Note that ALL Ruby scripts placed in this folder will be automatically loaded by TurboCAD upon startup. If you don't want a script to be executed as TurboCAD starts, store that script in a different folder; either a subfolder of this one or a folder parallel to this one should work equally well. When you have tested a script to your satisfaction, and you want to make that script's function(s) available in the Ruby console when TurboCAD starts, add a line similar to the following to the end of your script:"Console").add_item("Name_on_menu"){function_name} For example, a very simple script might say "Hello world!"; the contents of your ruby file would look something like this: # MyHelloScript.rb def say_hello MessageBox.Show("Hello world!") end"Console").add_item("Hello"){say_hello} When you save the script above to this folder, then close and restart TurboCAD, a new item "Hello" will be added to the droplist of available functions in the Ruby Console's pre-loads button. REFERENCING XAML-BASED FORMS TurboCAD's Ruby engine allows you to use WPF to create XAML-based dialog boxes for user input and other interactions with your script. By default, the Ruby engine will look in your default Drawings folder for such XAML files; if the XAML file cannot be found in that location, the Ruby engine will also attempt to find a non-pathed XAML file here. Otherwise, the reference to the XAML file in your script must point to the full path and filename of the XAML file, or use a path relative to this folder or the Drawings folder.

Some Examples:

window = UI.LoadXaml("MyXamlForm.xaml") No path given — Ruby will first look for MyXamlForm.xaml in the default Drawings folder, then in this RubyScripts folder. window = UI.LoadXaml("./MyXamlForm.xaml") Self-referencing relative path – Just as in the example above, Ruby will first look for this file in the Drawings folder, then in this RubyScripts folder. window = UI.LoadXaml("../XAML/MyXamlForm.xaml") Relative path to parallel folder – In this example, Ruby goes up to the parent folder, then back down into a folder named "XAML" to look for MyXamlForm. window = UI.LoadXaml("C:\MyScripts\MyXamlForm.xaml") Absolute path – Ruby looks for the xaml file in the exact location specified.

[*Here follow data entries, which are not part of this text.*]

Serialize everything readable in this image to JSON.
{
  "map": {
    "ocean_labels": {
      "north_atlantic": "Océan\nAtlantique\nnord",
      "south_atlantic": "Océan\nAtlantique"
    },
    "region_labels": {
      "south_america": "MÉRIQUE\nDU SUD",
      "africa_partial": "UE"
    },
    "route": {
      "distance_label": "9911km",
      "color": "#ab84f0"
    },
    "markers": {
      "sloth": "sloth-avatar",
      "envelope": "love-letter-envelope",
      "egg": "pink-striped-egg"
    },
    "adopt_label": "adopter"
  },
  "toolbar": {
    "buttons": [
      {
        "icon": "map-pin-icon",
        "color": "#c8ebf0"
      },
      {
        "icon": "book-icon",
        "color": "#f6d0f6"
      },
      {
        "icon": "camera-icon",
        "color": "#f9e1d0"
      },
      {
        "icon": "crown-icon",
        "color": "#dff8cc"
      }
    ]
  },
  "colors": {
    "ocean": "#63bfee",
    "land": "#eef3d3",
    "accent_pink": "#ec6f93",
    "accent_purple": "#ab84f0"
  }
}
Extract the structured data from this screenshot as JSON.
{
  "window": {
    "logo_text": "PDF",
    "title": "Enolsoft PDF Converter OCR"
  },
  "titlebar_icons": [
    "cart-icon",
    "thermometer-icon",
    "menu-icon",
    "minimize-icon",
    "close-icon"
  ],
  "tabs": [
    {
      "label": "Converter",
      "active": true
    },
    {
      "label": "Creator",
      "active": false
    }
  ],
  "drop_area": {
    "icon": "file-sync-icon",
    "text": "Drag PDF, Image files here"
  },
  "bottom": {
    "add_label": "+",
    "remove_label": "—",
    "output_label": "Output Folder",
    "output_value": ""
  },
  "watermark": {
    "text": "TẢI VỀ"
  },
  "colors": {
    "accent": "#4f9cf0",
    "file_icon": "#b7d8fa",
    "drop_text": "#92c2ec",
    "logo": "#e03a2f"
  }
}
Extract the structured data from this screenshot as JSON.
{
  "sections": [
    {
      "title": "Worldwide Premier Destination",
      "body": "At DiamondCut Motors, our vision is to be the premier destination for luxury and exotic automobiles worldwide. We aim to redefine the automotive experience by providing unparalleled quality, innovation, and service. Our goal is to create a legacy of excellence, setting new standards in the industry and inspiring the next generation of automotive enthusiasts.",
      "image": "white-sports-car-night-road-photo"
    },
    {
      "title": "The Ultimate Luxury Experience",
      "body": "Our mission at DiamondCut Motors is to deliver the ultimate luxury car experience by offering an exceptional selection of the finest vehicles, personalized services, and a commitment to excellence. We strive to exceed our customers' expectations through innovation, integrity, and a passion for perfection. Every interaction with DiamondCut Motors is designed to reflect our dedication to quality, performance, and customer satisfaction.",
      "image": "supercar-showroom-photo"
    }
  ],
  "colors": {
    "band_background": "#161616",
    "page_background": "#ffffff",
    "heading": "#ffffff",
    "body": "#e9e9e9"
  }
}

Note: IF YOU CHANGE YOUR DEFAULT DRAWINGS LOCATION, THE DEFAULT PATH WHERE RUBY LOOKS FOR XAML FILES WILL CHANGE ACCORDINGLY WHEN TURBOCAD RESTARTS. So if you change the default drawings path in TurboCAD's Options/File Locations dialog, you must update any relative paths to the XAML files in your scripts as well. In such a case, it may be easiest to move your entire RubyScripts folder into the parent folder that contains your new default drawings folder.